If I'm not wrong, currently there are two ways to have connection pooling in Django:
- Native Connection Pooling (Django 5.x)
- Using PGBouncer
I want to know that how connection pooling works behind the scene in Django.
In FastAPI, there is one "permanent" process that handles all requests. We can have a connection pool using for example asyncpg
driver. In its simplest form, it creates like 10 connections to the Postgresql database(using 10 unix socket connections), then when a coroutine request a connection, it gives it from the pool.
+-------------------------+
| +------------+ | ---------------> +------------+
| | | | | |
| FastAPI | Connection | | ---------------> | Database |
| | Pool | | | |
| | (asyncpg) | | ---------------> +------------+
| +------------+ |
+-------------------------+
But in Django, there is no single permanent process. If we use Gunicorn with sync workers, every worker instantiates a Django application to handle one request at a time. There is no shared memory between them.
How can psycopg3 driver creates a connection pool in one worker and all other workers communicate with that?
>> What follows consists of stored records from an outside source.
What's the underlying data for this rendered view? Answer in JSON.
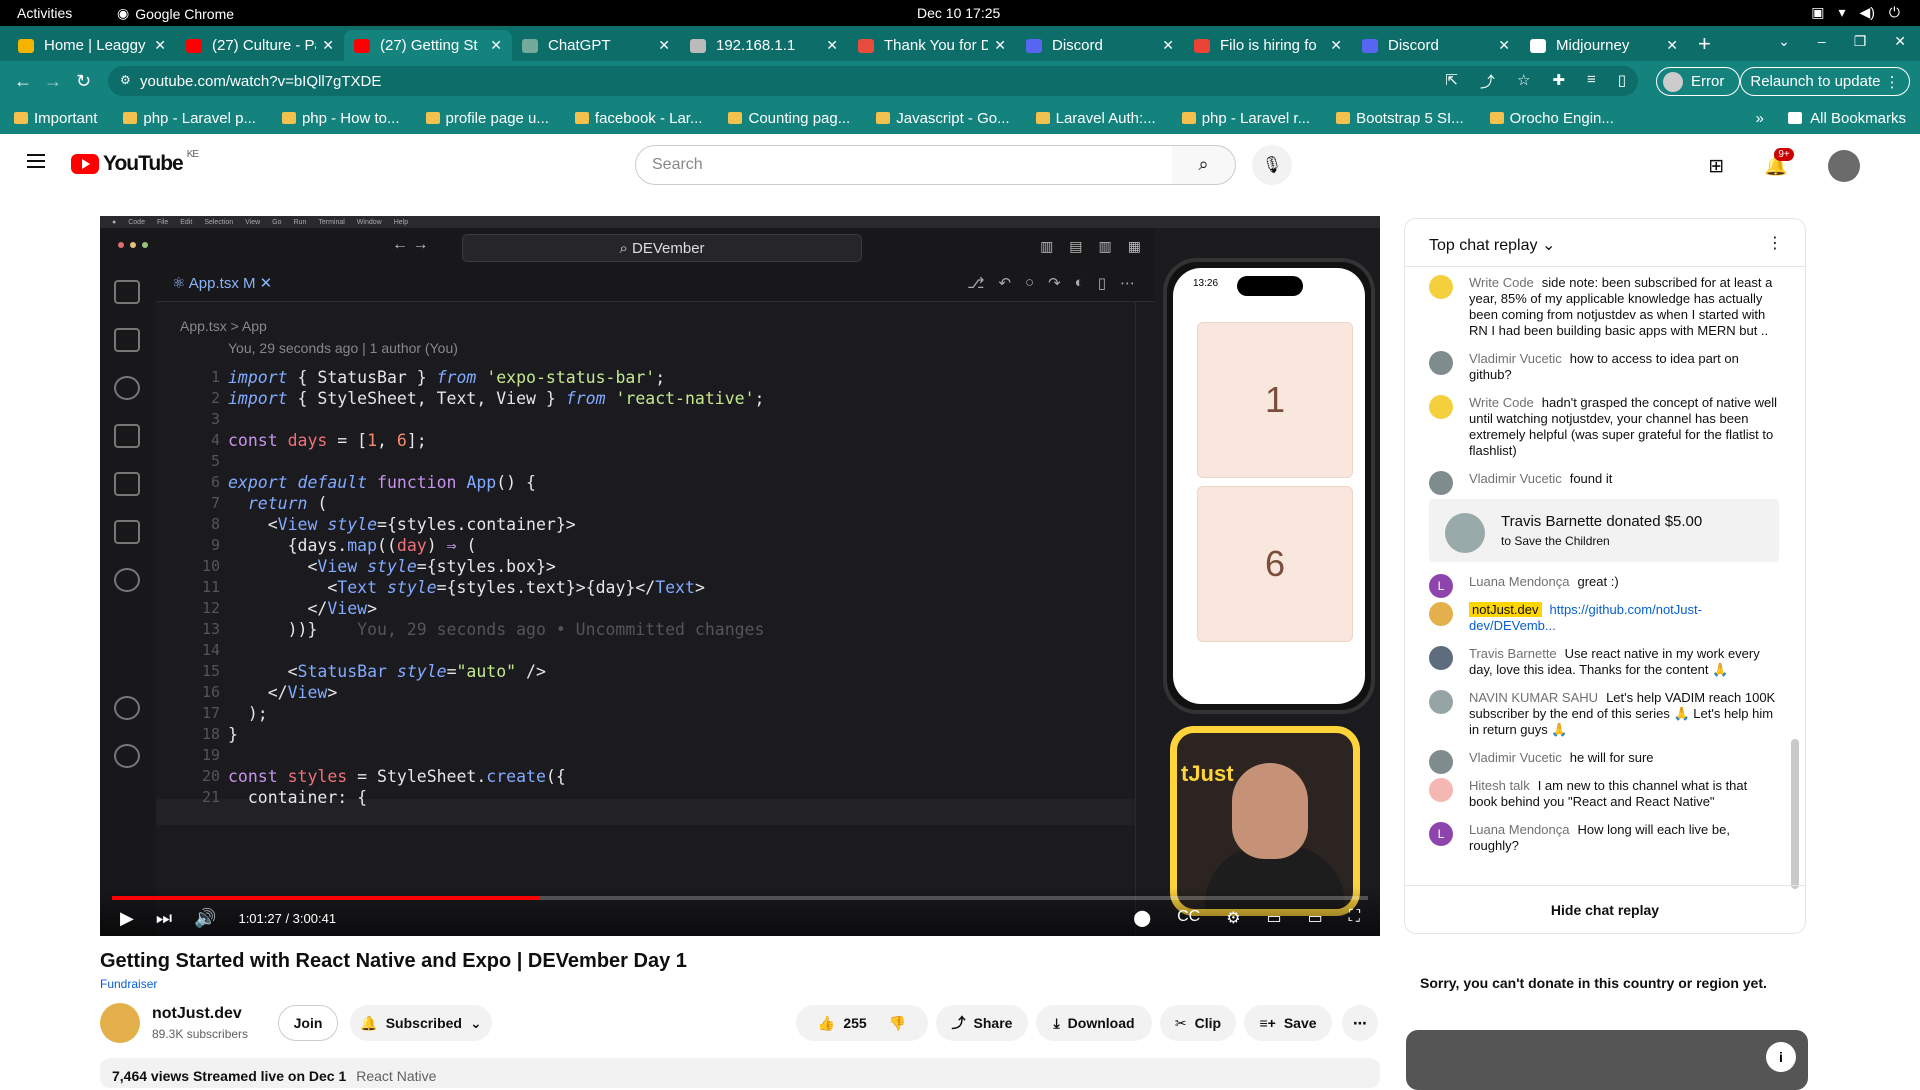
{
  "os": {
    "activities": "Activities",
    "app": "Google Chrome",
    "clock": "Dec 10  17:25"
  },
  "tabs": [
    {
      "label": "Home | Leaggy",
      "color": "#f4b400",
      "active": false
    },
    {
      "label": "(27) Culture - Pa",
      "color": "#ff0000",
      "active": false
    },
    {
      "label": "(27) Getting St",
      "color": "#ff0000",
      "active": true
    },
    {
      "label": "ChatGPT",
      "color": "#74aa9c",
      "active": false
    },
    {
      "label": "192.168.1.1",
      "color": "#bbbbbb",
      "active": false
    },
    {
      "label": "Thank You for D",
      "color": "#e74c3c",
      "active": false
    },
    {
      "label": "Discord",
      "color": "#5865f2",
      "active": false
    },
    {
      "label": "Filo is hiring fo",
      "color": "#ea4335",
      "active": false
    },
    {
      "label": "Discord",
      "color": "#5865f2",
      "active": false
    },
    {
      "label": "Midjourney",
      "color": "#ffffff",
      "active": false
    }
  ],
  "address": {
    "url": "youtube.com/watch?v=bIQll7gTXDE",
    "error": "Error",
    "relaunch": "Relaunch to update"
  },
  "bookmarks": [
    "Important",
    "php - Laravel p...",
    "php - How to...",
    "profile page u...",
    "facebook - Lar...",
    "Counting pag...",
    "Javascript - Go...",
    "Laravel Auth:...",
    "php - Laravel r...",
    "Bootstrap 5 SI...",
    "Orocho Engin..."
  ],
  "bookmarks_all": "All Bookmarks",
  "youtube": {
    "region": "KE",
    "search_placeholder": "Search",
    "notif_count": "9+"
  },
  "editor": {
    "search": "DEVember",
    "tab": "App.tsx  M",
    "breadcrumb": "App.tsx  >  App",
    "blame": "You, 29 seconds ago | 1 author (You)",
    "ghost": "You, 29 seconds ago • Uncommitted changes",
    "lines": [
      "1",
      "2",
      "3",
      "4",
      "5",
      "6",
      "7",
      "8",
      "9",
      "10",
      "11",
      "12",
      "13",
      "14",
      "15",
      "16",
      "17",
      "18",
      "19",
      "20",
      "21"
    ]
  },
  "phone": {
    "time": "13:26",
    "boxes": [
      "1",
      "6"
    ]
  },
  "player": {
    "time": "1:01:27 / 3:00:41",
    "progress": 0.34
  },
  "video": {
    "title": "Getting Started with React Native and Expo | DEVember Day 1",
    "fundraiser": "Fundraiser",
    "channel": "notJust.dev",
    "subscribers": "89.3K subscribers",
    "join": "Join",
    "subscribed": "Subscribed",
    "likes": "255",
    "share": "Share",
    "download": "Download",
    "clip": "Clip",
    "save": "Save",
    "views": "7,464 views  Streamed live on Dec 1",
    "tag": "React Native"
  },
  "chat": {
    "header": "Top chat replay",
    "hide": "Hide chat replay",
    "sorry": "Sorry, you can't donate in this country or region yet.",
    "messages": [
      {
        "author": "Write Code",
        "text": "side note: been subscribed for at least a year, 85% of my applicable knowledge has actually been coming from notjustdev as when I started with RN I had been building basic apps with MERN but ..",
        "color": "#f4d03f"
      },
      {
        "author": "Vladimir Vucetic",
        "text": "how to access to idea part on github?",
        "color": "#7f8c8d"
      },
      {
        "author": "Write Code",
        "text": "hadn't grasped the concept of native well until watching notjustdev, your channel has been extremely helpful (was super grateful for the flatlist to flashlist)",
        "color": "#f4d03f"
      },
      {
        "author": "Vladimir Vucetic",
        "text": "found it",
        "color": "#7f8c8d"
      }
    ],
    "donation": {
      "name": "Travis Barnette donated $5.00",
      "cause": "to Save the Children"
    },
    "messages2": [
      {
        "author": "Luana Mendonça",
        "text": "great :)",
        "color": "#8e44ad",
        "initial": "L"
      },
      {
        "author": "Travis Barnette",
        "text": "Use react native in my work every day, love this idea. Thanks for the content 🙏",
        "color": "#5d6d7e",
        "initial": ""
      },
      {
        "author": "NAVIN KUMAR SAHU",
        "text": "Let's help VADIM reach 100K subscriber by the end of this series 🙏 Let's help him in return guys 🙏",
        "color": "#95a5a6",
        "initial": ""
      },
      {
        "author": "Vladimir Vucetic",
        "text": "he will for sure",
        "color": "#7f8c8d",
        "initial": ""
      },
      {
        "author": "Hitesh talk",
        "text": "I am new to this channel what is that book behind you \"React and React Native\"",
        "color": "#f5b7b1",
        "initial": ""
      },
      {
        "author": "Luana Mendonça",
        "text": "How long will each live be, roughly?",
        "color": "#8e44ad",
        "initial": "L"
      }
    ],
    "owner": {
      "author": "notJust.dev",
      "link": "https://github.com/notJust-dev/DEVemb..."
    }
  }
}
I guess PGBouncer is a separate process that creates connection pool inside its memory, then all Django workers can communicate with that.
Django worker ---\
-----\ +------------+ ---------------> +------------+
-----\ | | | |
Django worker ------------------> | PBbouncer | ---------------> | Database |
-----/ | | | |
-----/ +------------+ ---------------> +------------+
Django worker ---/
Am I right to say that the both ways of connection pooling in Django are in-direct and there is an extra latency for the intermediate process?
Django does not natively support db pooling, you can look into tools like: https://github.com/jneight/django-db-geventpool
On the other hand, what Django support Persistent connections
with CONN_MAX_AGE
attribute.
I feel that this question arises out of lack of clarity on the various ways a Django application might be run. I'll try to list the relevant ways here:
- Synchronous worker processes.
- Synchronous worker processes with threading
- Asynchronous worker processes
In each of the above cases the workers are managed by a server like Gunicorn.
In the first case each worker processes one request at a time. In this case you might as well not use the connection pool and instead use persistent connections since only one connection from the connection pool can be used at a time.
In the second case one process can have multiple threads acting as workers in it. Each of these threads can serve a request at a time.
In the third case a process can server multiple requests at a time by utilizing the event loop and context switching while IO is happening.
The connection pool feature is suitable for the second and third cases. About the internals of how the connection pool works, Django uses connection pools from psycopg_pool, there's a worker thread that manages the connections so the working is similar to your diagram for FastAPI with asyncpg.